Davacı vekili bu kez aynı gerekçelerle; davacının 25.03.2010 tarihli yer değiştirme suretiyle atamalarda aylık bildirim tablosunun, Türk Telekomünikasyon A.Ş. tarafından yeniden düzenlenerek atamanın yapıldığı 31.08.2009 tarihinde 149.00 TL olan ek ödeme miktarının ilave edilmesi ile (davacının Devlet Personel Başkanlığı’ na bildirildiği 31.08.2009 tarihindeki ek ödeme tutarının, %28, 9500x0,05592x28 = 149,00 TL ) atamanın yapıldığı Malatya Vergi Dairesi Başkanlığı Beydağı Vergi dairesi Müdürlüğü’ ne bildirilmesine, ek ödemelerin ödenmeye başlandığı 01.01.2006 ile sözleşmenin feshedildiği 31.08.2009 tarihleri arasında, davacıya ödenmeyen ek ödemelerin fazlaya ilişkin haklarımız saklı kalmak kaydı ile 4.000,00 TL’ sının talep tarihinden itibaren işleyecek yasal faizi ile beraber tahsiline karar verilmesi istemi ile adli yargı yerinde dava açmış, davası Bakırköy 6.İş Mahkemesi’nin 2011/537 sayılı esasına kaydedilmiştir.

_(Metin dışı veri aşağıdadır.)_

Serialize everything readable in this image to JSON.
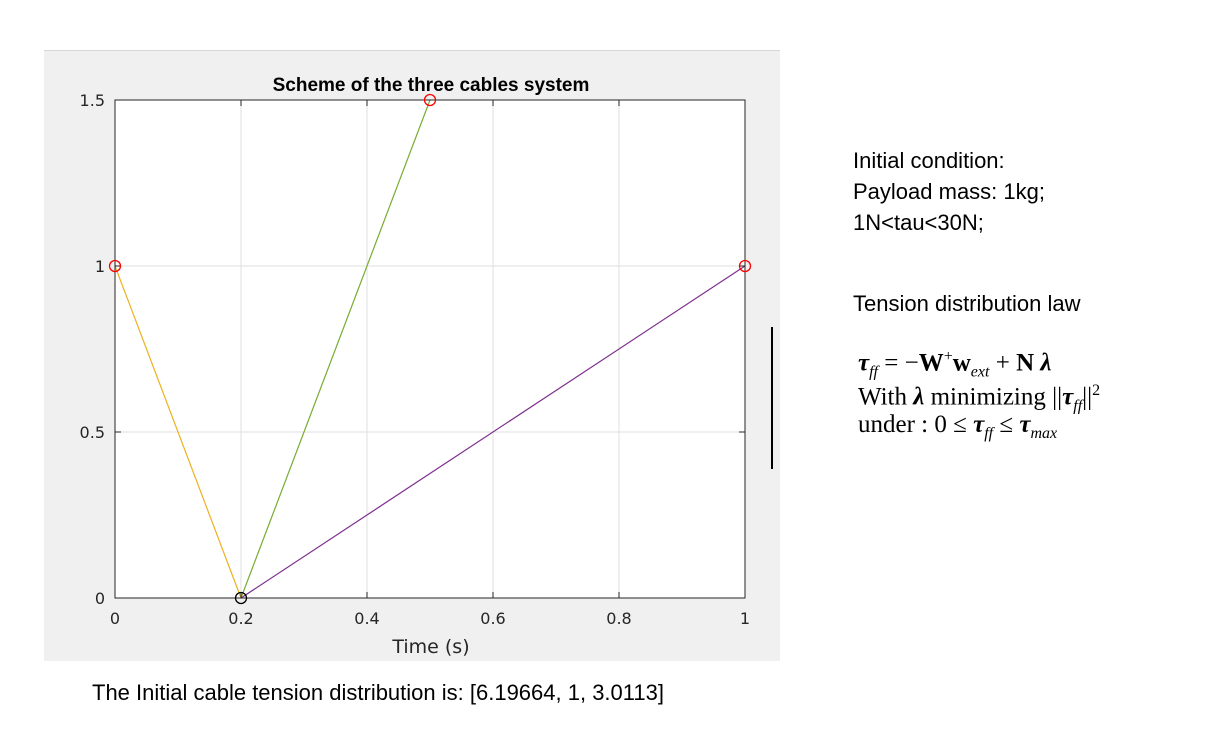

Davacı vekili 31.08.2009 ile 25.03.2010 tarihleri arasında davacıya ödenmeyen ek ödemelerin fazlaya ilişkin hakları saklı kalmak kaydı ile 980,00 TL’sinin talep tarihinden itibaren işleyecek yasal faizi ile birlikte davalıdan tazmini için ayrıca dava açmış ve bu dava Bakırköy 5.İş Mahkemesi’nin 2012/667 esasına kaydedilmiştir.

Bakırköy 5.İş Mahkemesi: 21.12.2012 gün ve 2012/667 Esas, 2012/739 Karar sayılı kararı ile; “…Bakırköy 6.İş Mahkemesi’nin 2011/537 Esas sayılı dosyası incelendiğinde davacının Hava Akdoğan davalının Türk Telekomünikasyon A.Ş. olduğu ve davacının yer değiştirme sureti ile atamasında 01/01/2006-31/08/2009 tarihleri arasında davacıya ödenmeyen ek ödemelerin fazlaya ilişkin hakları saklı kalmak kaydı ile 4000 TL sinin davalıdan alınmasına karar verilmesini talep edildiği görülmüş ve bu dosya ile Bakırköy 6.İş Mahkemesinin 2011/537 E.sayılı dosyası arasında fiili ve hukuki bağlantı olduğu görülerek mahkememiz dosyasının Bakırköy 6 İş Mahkemesinin 2011/537 esas sayılı dosyası ile birleştirilmesine” şeklindeki gerekçesi ile mahkeme dosyasının Bakırköy 6.İş Mahkemesinin 2011/537 Esas sayılı dosyası ile birleştirilmesine karar verilmiştir.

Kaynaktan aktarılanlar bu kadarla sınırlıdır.